Александр Ярославич хорошо знал иерархов своих. «Византийцы!» – говаривал он раздраженно наедине с братом.


Александр Ярославич подъезжал к мосту. Это был самый большой из мостов через Клязьму – он вел к так называемому детинцу, или кремлю.

Именно тут, изредка – в будни, а наичаще – по воскресеньям, словно бы распяливший над рекою свою огромную паутину ненасытимый жирный мизгирь, выстораживающий очередную жертву, – именно тут и сидел под ветлою, возле самой воды, мостовщик Чернобай.

Весь берег возле него утыкан был удилищами… Шустрый, худенький, белобрысый мальчуган, на вид лет восьми, но уже с изможденным лицом, однако не унывающий и сметливый, именем Гринька, день-деньской служил здесь Чернобаю – за кусок калача да за огурец. Босоногий, одетый в рваную, выцветшую рубашку с пояском и жесткие штаны из синеполосой пестряди, он сновал – подобно тому, как снует птичка поползень вдоль древесного ствола, – то вверх, то вниз.

Вот он сидит верхом на поперечном жердяном затворе, заграждающем мост, болтает голыми ногами и греется на солнышке. Время от времени встает на жердину и всматривается.

– Дяденька Акиндин, возы едут! – кричит он вниз, Чернобаю.

– Принимай куны! – коротко приказывает купец.

И мальчуган взимает с проезжих и мостовщину, и товарное мыто.

– Отдали! – кричит мальчик.

И тогда Акиндин Чернобай, все так же сидя под ветлою, внизу плотины, и не отрывая заплывшие, узенькие глазки от своих поплавков, лениво поднимает правую руку и тянет за веревку, что другим своим концом укреплена на мостовом затворе.

Жердь медленно подымается, словно колодезный журавель, – и возы проезжают.

Гринька мчится вниз, к Чернобаю, и передает ему проездное.

Тот прячет выручку в большую кожаную сумку с застежкой, надетую у него сбоку, на ремне. И вновь, полусонно щурясь, принимается глядеть на поплавки…

Гринька карабкается по откосу мостового быка…

Но иногда случается, что у мальчика там, наверху, вдруг затеется спор с проезжающим – кто-либо упрется платить, – и тогда черный жирный мизгирь сам выбегает из сырого, темного угла.

И тогда горе жертве!..

Простые владимирские горожане – те и не пытались спорить с Чернобаем. Они боялись его.

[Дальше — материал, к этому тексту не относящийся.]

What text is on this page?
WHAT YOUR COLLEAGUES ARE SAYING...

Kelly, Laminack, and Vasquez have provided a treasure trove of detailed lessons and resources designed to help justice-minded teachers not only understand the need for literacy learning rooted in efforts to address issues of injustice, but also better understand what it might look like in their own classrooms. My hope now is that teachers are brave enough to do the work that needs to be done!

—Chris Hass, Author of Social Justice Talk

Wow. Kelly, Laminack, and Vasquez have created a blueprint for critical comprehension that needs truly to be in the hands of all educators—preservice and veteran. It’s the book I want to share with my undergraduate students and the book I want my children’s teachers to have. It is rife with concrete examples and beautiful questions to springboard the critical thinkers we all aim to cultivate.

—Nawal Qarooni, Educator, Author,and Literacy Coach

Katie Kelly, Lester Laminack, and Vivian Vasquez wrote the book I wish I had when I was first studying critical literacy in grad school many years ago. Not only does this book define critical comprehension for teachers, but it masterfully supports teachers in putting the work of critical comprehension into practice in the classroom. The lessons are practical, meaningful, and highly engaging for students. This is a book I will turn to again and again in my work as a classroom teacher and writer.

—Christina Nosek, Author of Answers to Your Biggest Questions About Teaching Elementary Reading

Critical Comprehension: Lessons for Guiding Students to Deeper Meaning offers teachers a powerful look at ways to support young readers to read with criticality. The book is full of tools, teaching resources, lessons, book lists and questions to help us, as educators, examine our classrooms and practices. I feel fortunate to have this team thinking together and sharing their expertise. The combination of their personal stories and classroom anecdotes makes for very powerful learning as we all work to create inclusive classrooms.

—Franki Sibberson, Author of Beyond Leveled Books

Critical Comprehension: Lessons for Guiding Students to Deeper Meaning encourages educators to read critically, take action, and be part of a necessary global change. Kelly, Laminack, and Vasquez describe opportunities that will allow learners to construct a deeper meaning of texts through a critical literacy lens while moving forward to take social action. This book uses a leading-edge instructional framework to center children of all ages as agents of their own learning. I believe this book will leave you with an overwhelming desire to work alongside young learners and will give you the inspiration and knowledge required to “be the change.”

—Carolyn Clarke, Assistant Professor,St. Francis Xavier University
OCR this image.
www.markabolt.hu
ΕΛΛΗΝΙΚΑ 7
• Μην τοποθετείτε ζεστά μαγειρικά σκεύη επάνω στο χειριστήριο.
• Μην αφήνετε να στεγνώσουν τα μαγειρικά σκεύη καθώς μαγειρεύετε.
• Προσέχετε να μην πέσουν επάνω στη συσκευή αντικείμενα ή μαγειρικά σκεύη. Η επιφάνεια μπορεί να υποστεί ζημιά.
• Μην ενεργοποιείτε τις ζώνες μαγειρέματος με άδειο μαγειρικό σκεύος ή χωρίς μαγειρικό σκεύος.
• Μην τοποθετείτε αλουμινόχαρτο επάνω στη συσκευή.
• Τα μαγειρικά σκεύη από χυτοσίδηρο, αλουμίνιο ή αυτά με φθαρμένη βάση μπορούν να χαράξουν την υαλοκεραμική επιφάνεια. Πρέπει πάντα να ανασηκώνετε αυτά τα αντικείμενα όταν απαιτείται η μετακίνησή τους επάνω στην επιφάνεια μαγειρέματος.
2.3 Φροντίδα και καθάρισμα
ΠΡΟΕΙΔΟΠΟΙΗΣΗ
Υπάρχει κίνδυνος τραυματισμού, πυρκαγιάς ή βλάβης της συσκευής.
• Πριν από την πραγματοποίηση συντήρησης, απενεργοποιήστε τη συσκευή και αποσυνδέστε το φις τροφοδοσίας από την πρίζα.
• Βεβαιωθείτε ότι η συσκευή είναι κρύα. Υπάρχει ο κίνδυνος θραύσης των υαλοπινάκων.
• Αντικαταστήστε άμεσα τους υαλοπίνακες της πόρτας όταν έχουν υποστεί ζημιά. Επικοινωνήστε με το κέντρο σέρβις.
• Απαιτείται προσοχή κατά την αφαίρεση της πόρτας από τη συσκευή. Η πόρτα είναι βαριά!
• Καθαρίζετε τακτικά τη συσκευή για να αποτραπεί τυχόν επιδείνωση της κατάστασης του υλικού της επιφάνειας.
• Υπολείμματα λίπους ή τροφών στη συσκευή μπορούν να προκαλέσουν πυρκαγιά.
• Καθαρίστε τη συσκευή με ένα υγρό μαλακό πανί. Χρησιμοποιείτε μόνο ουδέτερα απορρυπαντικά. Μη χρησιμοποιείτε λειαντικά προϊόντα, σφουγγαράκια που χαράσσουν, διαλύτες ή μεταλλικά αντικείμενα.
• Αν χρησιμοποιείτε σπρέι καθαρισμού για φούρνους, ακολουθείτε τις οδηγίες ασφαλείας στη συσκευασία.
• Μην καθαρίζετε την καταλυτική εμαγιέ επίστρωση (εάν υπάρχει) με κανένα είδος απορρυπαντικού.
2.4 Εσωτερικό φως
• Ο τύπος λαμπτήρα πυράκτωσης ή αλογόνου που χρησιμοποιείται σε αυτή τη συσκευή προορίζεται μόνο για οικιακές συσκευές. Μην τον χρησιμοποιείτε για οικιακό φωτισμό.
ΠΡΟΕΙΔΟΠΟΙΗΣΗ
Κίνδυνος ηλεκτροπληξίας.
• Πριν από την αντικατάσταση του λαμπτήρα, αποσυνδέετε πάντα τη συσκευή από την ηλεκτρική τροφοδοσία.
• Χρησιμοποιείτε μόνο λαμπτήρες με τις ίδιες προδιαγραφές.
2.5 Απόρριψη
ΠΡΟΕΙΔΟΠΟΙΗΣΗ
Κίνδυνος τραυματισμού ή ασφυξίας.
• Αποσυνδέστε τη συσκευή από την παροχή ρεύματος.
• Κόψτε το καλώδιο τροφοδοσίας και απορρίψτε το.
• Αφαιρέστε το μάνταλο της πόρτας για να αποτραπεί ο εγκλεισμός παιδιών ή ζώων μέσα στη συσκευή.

– Змий! Чисто змий! – сокрушенно говорили они.

Безмолвно, только тяжко вздохнув, отдавали они ему, если Чернобай не хотел брать кунами, из любого товара, и отдавали с лихвой. И, проехав мост и не вдруг надев снятую перед мостом шапку, нет-нет да и оглядывались и хлестали кнутом изребрившиеся, темные от пота бока своих лошадей.

Тех, кто пытался миновать мост и проехать бродом, Чернобай останавливал и возвращал. С багровым, потным лицом, поклеванным оспой, вразвалку приближался он к возу и, опершись о грядку телеги, тонким, нечистым, словно у молодого петушка, голосом кричал:

– Промыт с тебя! Промытился, друг!..

Тут ему своя рука владыка… А не захочет смерд платить, сколь затребовал Чернобай, потащит к мытному. Да еще кулаком в рыло насует.

Но так как сиживал он тут лишь по воскресеньям да в большие праздники, то, чтобы в прочие дни, без него, никто бродом не переехал, приказал он рабам своим да работникам все дно заостренными кольями утыкать да обломками кос и серпов.

Сколько лошадей перепортили из-за него православные!..

Один раз его сбросили с моста. Он выплыл.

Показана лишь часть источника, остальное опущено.